Габриэле д'Аннунцио - Собрание сочинений в 6 томах. Том 2. Невинный. Сон весеннего утра. Сон осеннего вечера. Мертвый город. Джоконда. Новеллы
— Пойди ко мне.
У меня была странная вера в силу моих ласк. Я еще надеялся, что и эта ночь может хорошо кончится для меня. И как всегда, среди ужаса, порождаемого мыслью о страданиях Джулианны, чувственный образ определился, становился ясным и определенным. «Бледная, как ее рубашка», при свете лампадки, горящей за драпировками алькова, после первого, краткого сна, она просыпается, смотрит на меня полураскрытыми томными глазами и шепчет:
— Ты тоже ложись спать…
Вошел Федерико.
— Ну, как? — сказал он нежно.
— Это оказывается пустяки.
— Я только что разговаривал с мисс Эдит на лестнице, не хочешь ли ты спуститься вниз что-нибудь перекусить. Все уже готово…

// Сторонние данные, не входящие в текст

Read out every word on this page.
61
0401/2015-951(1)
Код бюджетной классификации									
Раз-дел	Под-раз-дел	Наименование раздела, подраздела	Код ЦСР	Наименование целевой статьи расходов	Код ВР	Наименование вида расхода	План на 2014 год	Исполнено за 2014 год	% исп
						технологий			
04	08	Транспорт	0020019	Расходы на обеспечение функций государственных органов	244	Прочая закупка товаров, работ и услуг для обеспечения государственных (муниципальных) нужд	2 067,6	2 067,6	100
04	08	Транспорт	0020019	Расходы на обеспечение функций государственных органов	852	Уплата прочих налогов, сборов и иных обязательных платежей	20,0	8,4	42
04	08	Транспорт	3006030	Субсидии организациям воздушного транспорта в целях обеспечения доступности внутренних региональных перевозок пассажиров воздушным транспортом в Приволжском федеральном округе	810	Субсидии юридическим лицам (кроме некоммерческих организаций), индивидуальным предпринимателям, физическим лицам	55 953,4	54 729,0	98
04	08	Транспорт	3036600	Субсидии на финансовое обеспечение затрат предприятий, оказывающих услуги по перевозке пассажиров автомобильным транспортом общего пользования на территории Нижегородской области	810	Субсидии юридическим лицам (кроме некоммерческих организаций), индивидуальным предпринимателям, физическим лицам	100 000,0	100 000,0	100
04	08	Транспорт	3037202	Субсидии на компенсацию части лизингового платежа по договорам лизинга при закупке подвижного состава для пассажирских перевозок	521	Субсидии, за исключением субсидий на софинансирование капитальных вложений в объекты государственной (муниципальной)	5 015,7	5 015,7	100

— Нет, мне сейчас не хочется есть. Может быть позже… Я жду, когда меня позовут.
— Если я не нужен — я ухожу.
— Ступай, Федерико. Я потом приду. Спасибо.
Я следил за ним взглядом в то время, как он удалился. И на этот раз вид моего доброго брата внушал мне чувство доверия; и на этот раз я почувствовал облегчение на сердце. Прошло еще около трех минут. Часы с маятником, висевшие передо мной на стене, отмерили их своим тиканьем. Стрелки показывали три четверти одиннадцатого. В то время, как я нетерпеливо поднялся, чтобы направиться к комнате Джулианны, входила моя мать взволнованная и тихо сказала:
— Она успокоилась. Теперь ей нужен покой. Бедное дитя!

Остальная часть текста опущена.